China’s move up the value chain and the relocation of low-end manufacturing to lower-cost countries will continue to create opportunities and support strong economic growth in some of Asia’s “frontier” emerging markets including India, according to Fitch Ratings.
The countries best-placed to take advantage over the next few decades will be those offering workable business environments and relative macroeconomic and political stability to complement low wages, strong demographics and geographical advantages, it said in a report released on Tuesday.
The average Chinese manufacturing wage is now higher than in Asia’s other major emerging economies, including India, it said. Finding cheap labour in China is only likely to become harder, with urbanisation rates already high and the working-age population set to shrink by 0.4% a year on average over 2015-2035.

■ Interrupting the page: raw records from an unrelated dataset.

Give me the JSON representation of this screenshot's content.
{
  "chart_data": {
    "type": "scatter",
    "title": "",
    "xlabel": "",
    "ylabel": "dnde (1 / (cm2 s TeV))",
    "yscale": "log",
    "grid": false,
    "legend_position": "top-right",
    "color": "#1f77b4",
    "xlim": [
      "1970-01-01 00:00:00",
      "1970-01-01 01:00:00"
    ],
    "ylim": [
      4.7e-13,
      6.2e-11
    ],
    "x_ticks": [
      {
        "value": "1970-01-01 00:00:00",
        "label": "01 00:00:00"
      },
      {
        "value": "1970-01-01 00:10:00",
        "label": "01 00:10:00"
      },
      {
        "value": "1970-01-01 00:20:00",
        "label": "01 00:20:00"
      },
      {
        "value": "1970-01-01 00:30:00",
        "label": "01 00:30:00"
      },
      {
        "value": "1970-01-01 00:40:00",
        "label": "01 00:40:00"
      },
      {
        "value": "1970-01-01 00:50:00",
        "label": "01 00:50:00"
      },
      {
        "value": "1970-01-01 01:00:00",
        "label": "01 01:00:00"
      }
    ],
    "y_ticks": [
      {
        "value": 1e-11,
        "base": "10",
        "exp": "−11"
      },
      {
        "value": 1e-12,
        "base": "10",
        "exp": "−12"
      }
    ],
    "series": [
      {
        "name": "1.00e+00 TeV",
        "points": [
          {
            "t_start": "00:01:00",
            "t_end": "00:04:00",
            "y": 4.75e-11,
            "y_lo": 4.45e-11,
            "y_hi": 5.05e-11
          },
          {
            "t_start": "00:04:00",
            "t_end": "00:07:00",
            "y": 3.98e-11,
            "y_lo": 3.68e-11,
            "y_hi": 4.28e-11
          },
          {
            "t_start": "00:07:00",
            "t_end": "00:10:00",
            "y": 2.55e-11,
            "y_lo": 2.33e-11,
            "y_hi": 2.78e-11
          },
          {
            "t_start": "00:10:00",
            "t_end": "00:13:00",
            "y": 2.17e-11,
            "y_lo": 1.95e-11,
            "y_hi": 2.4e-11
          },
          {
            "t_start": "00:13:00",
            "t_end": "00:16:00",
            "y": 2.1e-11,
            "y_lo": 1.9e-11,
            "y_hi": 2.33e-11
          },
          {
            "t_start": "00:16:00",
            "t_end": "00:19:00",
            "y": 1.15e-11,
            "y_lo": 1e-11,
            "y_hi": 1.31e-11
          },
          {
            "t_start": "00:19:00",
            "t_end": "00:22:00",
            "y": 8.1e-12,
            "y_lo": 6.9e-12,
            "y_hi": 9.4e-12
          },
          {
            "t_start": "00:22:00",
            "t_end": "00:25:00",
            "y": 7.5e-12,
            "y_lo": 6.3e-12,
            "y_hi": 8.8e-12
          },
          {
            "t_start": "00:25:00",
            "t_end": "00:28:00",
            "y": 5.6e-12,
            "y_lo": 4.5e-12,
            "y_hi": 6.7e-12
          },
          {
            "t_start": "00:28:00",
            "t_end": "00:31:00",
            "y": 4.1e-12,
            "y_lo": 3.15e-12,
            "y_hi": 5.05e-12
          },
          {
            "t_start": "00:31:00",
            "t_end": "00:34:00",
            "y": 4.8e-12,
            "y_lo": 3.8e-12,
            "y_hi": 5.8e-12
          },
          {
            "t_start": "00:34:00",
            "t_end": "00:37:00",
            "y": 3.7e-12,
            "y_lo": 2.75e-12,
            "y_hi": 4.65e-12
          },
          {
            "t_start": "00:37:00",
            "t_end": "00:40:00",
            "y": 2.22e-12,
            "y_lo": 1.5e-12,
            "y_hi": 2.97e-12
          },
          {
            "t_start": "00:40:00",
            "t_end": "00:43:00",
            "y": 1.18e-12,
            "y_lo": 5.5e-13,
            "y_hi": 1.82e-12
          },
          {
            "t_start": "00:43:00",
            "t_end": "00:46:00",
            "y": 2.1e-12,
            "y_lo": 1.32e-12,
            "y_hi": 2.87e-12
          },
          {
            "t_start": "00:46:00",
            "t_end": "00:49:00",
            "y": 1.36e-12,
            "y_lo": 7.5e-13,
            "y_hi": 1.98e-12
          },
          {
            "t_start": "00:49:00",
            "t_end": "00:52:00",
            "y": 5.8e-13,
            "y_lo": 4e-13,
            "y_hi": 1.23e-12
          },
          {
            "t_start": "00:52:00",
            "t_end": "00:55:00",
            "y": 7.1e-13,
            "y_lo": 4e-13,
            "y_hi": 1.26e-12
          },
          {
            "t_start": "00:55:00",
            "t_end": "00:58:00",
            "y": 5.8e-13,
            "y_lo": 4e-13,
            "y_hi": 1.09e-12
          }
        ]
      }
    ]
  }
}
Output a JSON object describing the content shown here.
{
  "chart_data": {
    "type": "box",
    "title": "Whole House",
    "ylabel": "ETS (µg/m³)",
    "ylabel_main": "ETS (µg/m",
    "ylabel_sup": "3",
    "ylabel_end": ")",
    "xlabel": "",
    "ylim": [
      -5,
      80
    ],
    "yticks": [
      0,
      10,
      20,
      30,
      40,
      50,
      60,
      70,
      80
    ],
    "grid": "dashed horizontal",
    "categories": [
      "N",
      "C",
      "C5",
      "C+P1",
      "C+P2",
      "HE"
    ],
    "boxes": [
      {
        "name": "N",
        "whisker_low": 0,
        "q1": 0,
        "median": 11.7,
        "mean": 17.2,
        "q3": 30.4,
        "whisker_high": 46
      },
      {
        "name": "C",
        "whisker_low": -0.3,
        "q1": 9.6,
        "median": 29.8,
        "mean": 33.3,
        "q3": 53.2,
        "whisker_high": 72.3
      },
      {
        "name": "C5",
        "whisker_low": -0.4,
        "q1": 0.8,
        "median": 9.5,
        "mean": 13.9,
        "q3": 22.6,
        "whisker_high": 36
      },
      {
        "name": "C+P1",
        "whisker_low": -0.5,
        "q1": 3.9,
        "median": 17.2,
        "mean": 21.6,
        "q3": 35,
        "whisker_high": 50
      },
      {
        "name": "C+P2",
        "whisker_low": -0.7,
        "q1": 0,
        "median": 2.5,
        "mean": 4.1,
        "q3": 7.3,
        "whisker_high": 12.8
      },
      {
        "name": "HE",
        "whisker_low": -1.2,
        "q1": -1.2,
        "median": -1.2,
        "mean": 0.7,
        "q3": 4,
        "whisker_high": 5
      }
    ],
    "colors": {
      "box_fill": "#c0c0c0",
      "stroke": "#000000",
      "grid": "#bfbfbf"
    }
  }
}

A significant drop in China’s low-end manufacturing over the coming decades would leave a large gap for lower-cost countries to exploit. China’s global share of exports of clothing, footwear and furniture is still almost 40%, up from 34% in 2010, and only peaked in 2014, according to UN Comtrade.
The decline now appears to be gathering momentum — China’s exports of these labour-intensive goods fell by 10% in U.S. dollar terms in 2016, Fitch said. Bangladesh and Vietnam already have strong footholds in these sectors — together they accounted for 8% of global clothing, footwear and furniture exports in 2015, up from 3% in 2010, it added.